Liturgical Reform: What Next?

Author: Notre Dame Magazine

Perhaps the most noticeable change in the Church within the past 10 years has been in the way we pray. Rites for all of the sacraments have been totally reworked and new ways of expressing the old truths have been formulated. To put the changes under the scrutiny of a 10-year perspective, Director of Information Services Dick Conklin questioned the head of Notre Dame’s liturgical studies program, Prof. William Storey, and several people involved in liturgical work who are studying at Notre Dame for advanced degrees in liturgical studies or theology.

Besides Conklin and Storey, those taking part in the discussion were Father Gregory Smith, a Carmelite priest who serves as a liturgical “troubleshooter,” helping parish clergy and lay ministers improve their understanding and presentation of worship; Father James Tobin, a Marionist priest involved in high school campus ministry work; Sister Patricia Ann Mulkey, a Hospital Sister of the Third Order of St. Francis who is coordinator of liturgy for her community; and Sister Maureen McGarrigle, a mathematics teacher active in liturgical affairs at her school and in her Sisters of Mercy community.
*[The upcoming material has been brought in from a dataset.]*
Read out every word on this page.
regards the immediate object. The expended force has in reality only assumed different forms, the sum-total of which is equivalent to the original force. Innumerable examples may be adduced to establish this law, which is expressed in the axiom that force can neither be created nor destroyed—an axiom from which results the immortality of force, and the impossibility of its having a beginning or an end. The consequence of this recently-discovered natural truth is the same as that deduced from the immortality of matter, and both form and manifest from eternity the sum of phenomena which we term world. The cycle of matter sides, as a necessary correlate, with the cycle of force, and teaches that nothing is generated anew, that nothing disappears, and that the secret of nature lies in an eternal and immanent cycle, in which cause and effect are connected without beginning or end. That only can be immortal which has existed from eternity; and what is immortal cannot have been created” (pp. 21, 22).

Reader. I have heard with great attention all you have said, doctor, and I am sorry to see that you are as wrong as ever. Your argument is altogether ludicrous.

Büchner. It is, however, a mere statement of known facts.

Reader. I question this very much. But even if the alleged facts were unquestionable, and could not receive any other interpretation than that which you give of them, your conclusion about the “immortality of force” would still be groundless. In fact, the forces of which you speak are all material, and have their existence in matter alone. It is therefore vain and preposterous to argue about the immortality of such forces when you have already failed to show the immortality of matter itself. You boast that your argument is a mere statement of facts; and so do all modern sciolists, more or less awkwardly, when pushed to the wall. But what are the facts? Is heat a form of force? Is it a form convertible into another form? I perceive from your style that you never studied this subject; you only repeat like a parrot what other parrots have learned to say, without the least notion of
Q. Just where do you think we are in terms of liturgy? Where is the pendulum? We had the pre-Vatican II Latin liturgy, then we had the triumph of liturgical reforms, but am I wrong in sensing a certain return to some of the elements of the past? The use of incense, as a minor example, seems to be coming back.

Mulkey: It seems like we’re between the reformers and the revisionists. I like your example of the pendulum, because anything historical, like liturgy, goes back and forth. A lot of the hopes that we placed on external reform haven’t been productive and a lot of people are asking why, and it leads us to some deeper questions. I don’t know that we’re swinging back just for the sake of swinging back because we don’t like where we’ve come from. I think we’re swinging back with some deeper questions and at a different angle because we’re trying to say, “O.K., what’s underneath this? What did we do wrong? What did we do right? Where should we go from here?” Liturgy is, first and foremost, communal prayer and whatever contributes to that is what we need to investigate.

Storey: This is the first time in the history of the Church that we have produced in a logical and historical fashion an entire revision of our way of worshiping. We’ve redone everything—every sacrament, all forms of daily worship. By and large the new liturgical books are the best that have ever been done. There just is no comparison in quality. So we’re light-years ahead of where we were 10 years ago.

On the other hand, we’ve got wonderful new books, but we have understandings of worship that are primitive in the bad sense of the word. If you travel around and see what goes on in some places, it’s liturgically appalling. It’s the new liturgy with the new books with all the bad principles still going full blast. There is no real change because a profound adjustment of theology, psychology and pastoral responsibility is required, and in many cases it’s not coming. We’ve still got a lot of work to do. As a matter of fact, I think we’ve wasted a lot of time by being idiosyncratic, by doing all kinds of things we thought were very brilliant instead of examining the basic problems and asking hard questions about people’s behavior and fears and all the rest. This is supposed to be a religion of joy, but too often people are just terrorized by religion.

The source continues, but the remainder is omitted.